In retrospect, Frazier knows he should have spent more of his practice identifying areas where he could depend on a big flipping bite. That would have given him a reason to leave the smallmouth game at a reasonable point.

“If I could do that one over, I would love the opportunity to spend a little more of my practice time looking for that isolated largemouth cover where I could go catch a ­­5-pounder or a couple of 4 1/­­2-pounders and set myself apart,” Frazier said. “I needed to find those small patches of milfoil or boat docks or any shallow, hard structure.”

Needed a fallback plan

Chris Johnston

Event: St. Johns River (2020)

Scenario: The February event on Florida’s famed tidal river saw a mostly prespawn scenario with early spawn elements.

The decision: With limited experience on the St. Johns, Johnston drew upon his previous visit in 2019 and spent his practice searching for beds in the Lake George area. Given the full moon arriving during the tournament, that normally would have been a solid call.

“It had been tough to get a bite from prespawn fish, so I got it stuck in my head that I was going to go try and find some bed fish since the water was warming up,” Johnston said. “I found a few on beds, but the lake went down about a foot and a half. My beds were [initially] in about a foot and a half to 2 feet, so they were basically dry during the tournament.”

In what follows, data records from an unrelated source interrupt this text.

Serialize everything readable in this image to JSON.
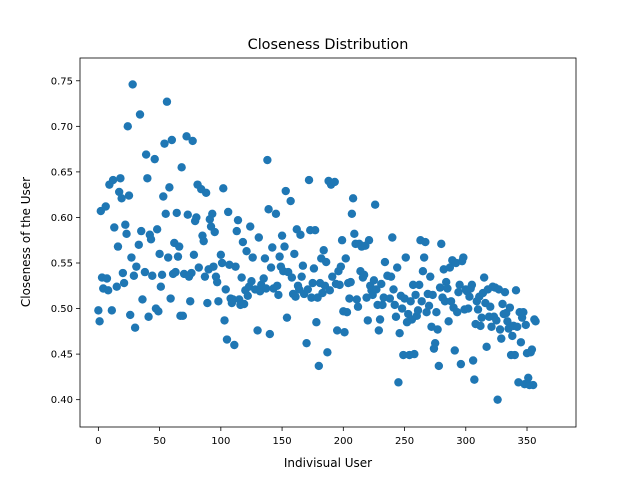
{
  "chart_data": {
    "type": "scatter",
    "title": "Closeness Distribution",
    "xlabel": "Indivisual User",
    "ylabel": "Closeness of the User",
    "xlim": [
      -15,
      390
    ],
    "ylim": [
      0.37,
      0.775
    ],
    "xticks": [
      0,
      50,
      100,
      150,
      200,
      250,
      300,
      350
    ],
    "yticks": [
      0.4,
      0.45,
      0.5,
      0.55,
      0.6,
      0.65,
      0.7,
      0.75
    ],
    "ytick_labels": [
      "0.40",
      "0.45",
      "0.50",
      "0.55",
      "0.60",
      "0.65",
      "0.70",
      "0.75"
    ],
    "grid": false,
    "color": "#1f77b4",
    "points": [
      [
        0,
        0.498
      ],
      [
        1,
        0.486
      ],
      [
        2,
        0.607
      ],
      [
        3,
        0.534
      ],
      [
        4,
        0.522
      ],
      [
        6,
        0.612
      ],
      [
        7,
        0.533
      ],
      [
        8,
        0.52
      ],
      [
        9,
        0.636
      ],
      [
        11,
        0.498
      ],
      [
        12,
        0.641
      ],
      [
        13,
        0.589
      ],
      [
        15,
        0.524
      ],
      [
        16,
        0.568
      ],
      [
        17,
        0.628
      ],
      [
        18,
        0.643
      ],
      [
        19,
        0.621
      ],
      [
        20,
        0.539
      ],
      [
        21,
        0.528
      ],
      [
        22,
        0.592
      ],
      [
        23,
        0.582
      ],
      [
        24,
        0.7
      ],
      [
        25,
        0.624
      ],
      [
        26,
        0.493
      ],
      [
        27,
        0.556
      ],
      [
        28,
        0.746
      ],
      [
        29,
        0.536
      ],
      [
        30,
        0.479
      ],
      [
        31,
        0.546
      ],
      [
        33,
        0.57
      ],
      [
        34,
        0.713
      ],
      [
        35,
        0.585
      ],
      [
        36,
        0.51
      ],
      [
        38,
        0.54
      ],
      [
        39,
        0.669
      ],
      [
        40,
        0.643
      ],
      [
        41,
        0.491
      ],
      [
        42,
        0.581
      ],
      [
        43,
        0.576
      ],
      [
        44,
        0.536
      ],
      [
        46,
        0.664
      ],
      [
        47,
        0.5
      ],
      [
        48,
        0.587
      ],
      [
        49,
        0.497
      ],
      [
        50,
        0.56
      ],
      [
        51,
        0.524
      ],
      [
        52,
        0.537
      ],
      [
        53,
        0.623
      ],
      [
        54,
        0.681
      ],
      [
        55,
        0.604
      ],
      [
        56,
        0.727
      ],
      [
        57,
        0.556
      ],
      [
        58,
        0.633
      ],
      [
        59,
        0.511
      ],
      [
        60,
        0.685
      ],
      [
        61,
        0.538
      ],
      [
        62,
        0.572
      ],
      [
        63,
        0.54
      ],
      [
        64,
        0.605
      ],
      [
        65,
        0.557
      ],
      [
        66,
        0.568
      ],
      [
        67,
        0.492
      ],
      [
        68,
        0.655
      ],
      [
        69,
        0.492
      ],
      [
        70,
        0.538
      ],
      [
        72,
        0.689
      ],
      [
        73,
        0.603
      ],
      [
        74,
        0.535
      ],
      [
        75,
        0.508
      ],
      [
        76,
        0.539
      ],
      [
        77,
        0.684
      ],
      [
        78,
        0.559
      ],
      [
        79,
        0.596
      ],
      [
        80,
        0.6
      ],
      [
        81,
        0.636
      ],
      [
        82,
        0.545
      ],
      [
        84,
        0.631
      ],
      [
        85,
        0.58
      ],
      [
        86,
        0.574
      ],
      [
        87,
        0.535
      ],
      [
        88,
        0.627
      ],
      [
        89,
        0.506
      ],
      [
        90,
        0.543
      ],
      [
        91,
        0.598
      ],
      [
        92,
        0.59
      ],
      [
        93,
        0.604
      ],
      [
        94,
        0.546
      ],
      [
        95,
        0.584
      ],
      [
        96,
        0.535
      ],
      [
        97,
        0.529
      ],
      [
        98,
        0.508
      ],
      [
        100,
        0.559
      ],
      [
        101,
        0.55
      ],
      [
        102,
        0.632
      ],
      [
        103,
        0.487
      ],
      [
        104,
        0.521
      ],
      [
        105,
        0.466
      ],
      [
        106,
        0.606
      ],
      [
        107,
        0.548
      ],
      [
        108,
        0.511
      ],
      [
        109,
        0.506
      ],
      [
        110,
        0.51
      ],
      [
        111,
        0.46
      ],
      [
        112,
        0.546
      ],
      [
        113,
        0.585
      ],
      [
        114,
        0.597
      ],
      [
        115,
        0.51
      ],
      [
        116,
        0.504
      ],
      [
        117,
        0.534
      ],
      [
        118,
        0.573
      ],
      [
        119,
        0.505
      ],
      [
        120,
        0.52
      ],
      [
        121,
        0.563
      ],
      [
        122,
        0.514
      ],
      [
        123,
        0.524
      ],
      [
        124,
        0.59
      ],
      [
        125,
        0.53
      ],
      [
        126,
        0.556
      ],
      [
        128,
        0.521
      ],
      [
        130,
        0.476
      ],
      [
        131,
        0.578
      ],
      [
        132,
        0.519
      ],
      [
        133,
        0.526
      ],
      [
        135,
        0.533
      ],
      [
        136,
        0.555
      ],
      [
        137,
        0.522
      ],
      [
        138,
        0.663
      ],
      [
        139,
        0.609
      ],
      [
        140,
        0.472
      ],
      [
        141,
        0.545
      ],
      [
        142,
        0.567
      ],
      [
        143,
        0.522
      ],
      [
        145,
        0.604
      ],
      [
        146,
        0.525
      ],
      [
        147,
        0.515
      ],
      [
        148,
        0.557
      ],
      [
        149,
        0.546
      ],
      [
        150,
        0.58
      ],
      [
        151,
        0.541
      ],
      [
        152,
        0.568
      ],
      [
        153,
        0.629
      ],
      [
        154,
        0.49
      ],
      [
        155,
        0.54
      ],
      [
        157,
        0.618
      ],
      [
        158,
        0.534
      ],
      [
        159,
        0.516
      ],
      [
        160,
        0.56
      ],
      [
        161,
        0.513
      ],
      [
        162,
        0.587
      ],
      [
        163,
        0.525
      ],
      [
        164,
        0.521
      ],
      [
        165,
        0.581
      ],
      [
        166,
        0.535
      ],
      [
        167,
        0.547
      ],
      [
        168,
        0.516
      ],
      [
        170,
        0.462
      ],
      [
        171,
        0.521
      ],
      [
        172,
        0.641
      ],
      [
        173,
        0.586
      ],
      [
        174,
        0.512
      ],
      [
        175,
        0.528
      ],
      [
        176,
        0.544
      ],
      [
        177,
        0.586
      ],
      [
        178,
        0.485
      ],
      [
        179,
        0.512
      ],
      [
        180,
        0.437
      ],
      [
        181,
        0.528
      ],
      [
        182,
        0.555
      ],
      [
        183,
        0.517
      ],
      [
        184,
        0.564
      ],
      [
        185,
        0.525
      ],
      [
        186,
        0.551
      ],
      [
        187,
        0.452
      ],
      [
        188,
        0.64
      ],
      [
        189,
        0.52
      ],
      [
        190,
        0.636
      ],
      [
        191,
        0.535
      ],
      [
        193,
        0.639
      ],
      [
        194,
        0.527
      ],
      [
        195,
        0.476
      ],
      [
        196,
        0.541
      ],
      [
        197,
        0.526
      ],
      [
        198,
        0.546
      ],
      [
        199,
        0.575
      ],
      [
        200,
        0.497
      ],
      [
        201,
        0.474
      ],
      [
        202,
        0.555
      ],
      [
        203,
        0.496
      ],
      [
        204,
        0.528
      ],
      [
        205,
        0.511
      ],
      [
        206,
        0.529
      ],
      [
        207,
        0.604
      ],
      [
        208,
        0.621
      ],
      [
        209,
        0.582
      ],
      [
        210,
        0.571
      ],
      [
        211,
        0.51
      ],
      [
        212,
        0.502
      ],
      [
        213,
        0.571
      ],
      [
        214,
        0.541
      ],
      [
        215,
        0.568
      ],
      [
        216,
        0.534
      ],
      [
        217,
        0.537
      ],
      [
        218,
        0.569
      ],
      [
        219,
        0.512
      ],
      [
        220,
        0.487
      ],
      [
        221,
        0.575
      ],
      [
        222,
        0.525
      ],
      [
        223,
        0.52
      ],
      [
        224,
        0.515
      ],
      [
        225,
        0.531
      ],
      [
        226,
        0.614
      ],
      [
        227,
        0.521
      ],
      [
        228,
        0.504
      ],
      [
        229,
        0.476
      ],
      [
        230,
        0.488
      ],
      [
        231,
        0.527
      ],
      [
        232,
        0.504
      ],
      [
        233,
        0.512
      ],
      [
        234,
        0.551
      ],
      [
        236,
        0.536
      ],
      [
        238,
        0.511
      ],
      [
        239,
        0.535
      ],
      [
        240,
        0.578
      ],
      [
        241,
        0.521
      ],
      [
        242,
        0.504
      ],
      [
        243,
        0.491
      ],
      [
        244,
        0.545
      ],
      [
        245,
        0.419
      ],
      [
        246,
        0.473
      ],
      [
        247,
        0.514
      ],
      [
        248,
        0.5
      ],
      [
        249,
        0.449
      ],
      [
        250,
        0.511
      ],
      [
        251,
        0.556
      ],
      [
        252,
        0.485
      ],
      [
        253,
        0.494
      ],
      [
        254,
        0.449
      ],
      [
        255,
        0.508
      ],
      [
        256,
        0.488
      ],
      [
        257,
        0.526
      ],
      [
        258,
        0.45
      ],
      [
        259,
        0.515
      ],
      [
        260,
        0.492
      ],
      [
        261,
        0.498
      ],
      [
        262,
        0.526
      ],
      [
        263,
        0.575
      ],
      [
        264,
        0.508
      ],
      [
        265,
        0.541
      ],
      [
        266,
        0.556
      ],
      [
        267,
        0.573
      ],
      [
        268,
        0.496
      ],
      [
        269,
        0.516
      ],
      [
        270,
        0.503
      ],
      [
        271,
        0.535
      ],
      [
        272,
        0.48
      ],
      [
        273,
        0.515
      ],
      [
        274,
        0.456
      ],
      [
        275,
        0.462
      ],
      [
        276,
        0.496
      ],
      [
        277,
        0.477
      ],
      [
        278,
        0.437
      ],
      [
        279,
        0.523
      ],
      [
        280,
        0.571
      ],
      [
        281,
        0.512
      ],
      [
        282,
        0.543
      ],
      [
        283,
        0.508
      ],
      [
        284,
        0.529
      ],
      [
        285,
        0.522
      ],
      [
        286,
        0.486
      ],
      [
        287,
        0.545
      ],
      [
        288,
        0.508
      ],
      [
        289,
        0.553
      ],
      [
        290,
        0.501
      ],
      [
        291,
        0.454
      ],
      [
        292,
        0.55
      ],
      [
        293,
        0.496
      ],
      [
        294,
        0.518
      ],
      [
        295,
        0.526
      ],
      [
        296,
        0.439
      ],
      [
        297,
        0.552
      ],
      [
        298,
        0.556
      ],
      [
        299,
        0.499
      ],
      [
        300,
        0.521
      ],
      [
        301,
        0.519
      ],
      [
        302,
        0.5
      ],
      [
        303,
        0.513
      ],
      [
        304,
        0.522
      ],
      [
        305,
        0.526
      ],
      [
        306,
        0.443
      ],
      [
        307,
        0.422
      ],
      [
        308,
        0.483
      ],
      [
        309,
        0.508
      ],
      [
        310,
        0.499
      ],
      [
        311,
        0.513
      ],
      [
        312,
        0.481
      ],
      [
        313,
        0.49
      ],
      [
        314,
        0.517
      ],
      [
        315,
        0.534
      ],
      [
        316,
        0.506
      ],
      [
        317,
        0.458
      ],
      [
        318,
        0.521
      ],
      [
        319,
        0.491
      ],
      [
        320,
        0.502
      ],
      [
        321,
        0.48
      ],
      [
        322,
        0.524
      ],
      [
        323,
        0.491
      ],
      [
        324,
        0.523
      ],
      [
        325,
        0.487
      ],
      [
        326,
        0.4
      ],
      [
        327,
        0.521
      ],
      [
        328,
        0.477
      ],
      [
        329,
        0.467
      ],
      [
        330,
        0.505
      ],
      [
        331,
        0.494
      ],
      [
        332,
        0.518
      ],
      [
        333,
        0.495
      ],
      [
        334,
        0.486
      ],
      [
        335,
        0.478
      ],
      [
        336,
        0.501
      ],
      [
        337,
        0.449
      ],
      [
        338,
        0.47
      ],
      [
        339,
        0.481
      ],
      [
        340,
        0.449
      ],
      [
        341,
        0.52
      ],
      [
        342,
        0.48
      ],
      [
        343,
        0.419
      ],
      [
        344,
        0.496
      ],
      [
        345,
        0.463
      ],
      [
        346,
        0.49
      ],
      [
        347,
        0.496
      ],
      [
        348,
        0.417
      ],
      [
        349,
        0.482
      ],
      [
        350,
        0.451
      ],
      [
        351,
        0.424
      ],
      [
        352,
        0.416
      ],
      [
        353,
        0.452
      ],
      [
        354,
        0.455
      ],
      [
        355,
        0.416
      ],
      [
        356,
        0.488
      ],
      [
        357,
        0.486
      ]
    ]
  }
}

Johnston admits this drastic change threw him a curveball because he was banking on a Top 30 finish with the quality and quantity of beds he’d found. Once he realized that deal was out, he junk fished his way through Day 1 and scratched up three keepers.

On Day 2, Johnston spent his morning flipping deeper pads in hopes of finding relocated bed fish. By midday, he had transitioned to canals off Lake George and some closer to the takeoff in downtown Palatka, where he was blind casting a wacky-rigged ­­5-inch Senko for unseen beds. Johnston got several good bites but only caught two keepers.

“I lost three good ones on Day 2 and should have had a pretty good weight,” Johnston said. “I just wish I’d had more time to do this in the afternoon.”

Game Changer: A fierce storm passing through the Southeast brought big winds that canceled the event’s first two days and ultimately extended it to a Championship Monday conclusion. During the postponement, Thursday and Friday saw steady whitecaps and pounding waves that stirred the river and its major pools — Lake George and Crescent Lake.

The wind not only muddied the exposed waters, it blew the outgoing tides about a foot lower than normal. The wind decreased to a safe level by Saturday, but it continued to blow and actually held back the incoming tide for most of the tournament. (Notably, winter tides are typically the year’s lowest, while a full moon’s maximum pull means even lower levels.)

Takeaway: Johnston’s key lesson: “I should not have gotten stuck on the bed fish I could see. There are fish in those canals that bed in deeper water. You have to have patience and [imagine] there’s a bedding fish on each cast and fish it slowly.

“If I would have done that for two days of the tournament, I know I would have done well. Looking back, probably half of the Top 10 were doing [something similar]. I was just a little slow getting on that program because I hadn’t done it in practice. I figured out that slowing down and blind fishing was the deal, but I just ran out of time.”

Johnston tried making a sensible Day 1 adjustment by looking for prespawners that hadn’t pulled up, along with any bed fish that had dropped out with the falling water. Ultimately, he realizes that pressing the reset button and shifting to a completely different technique in scenarios where the low water would have less impact would have been a better use of his time.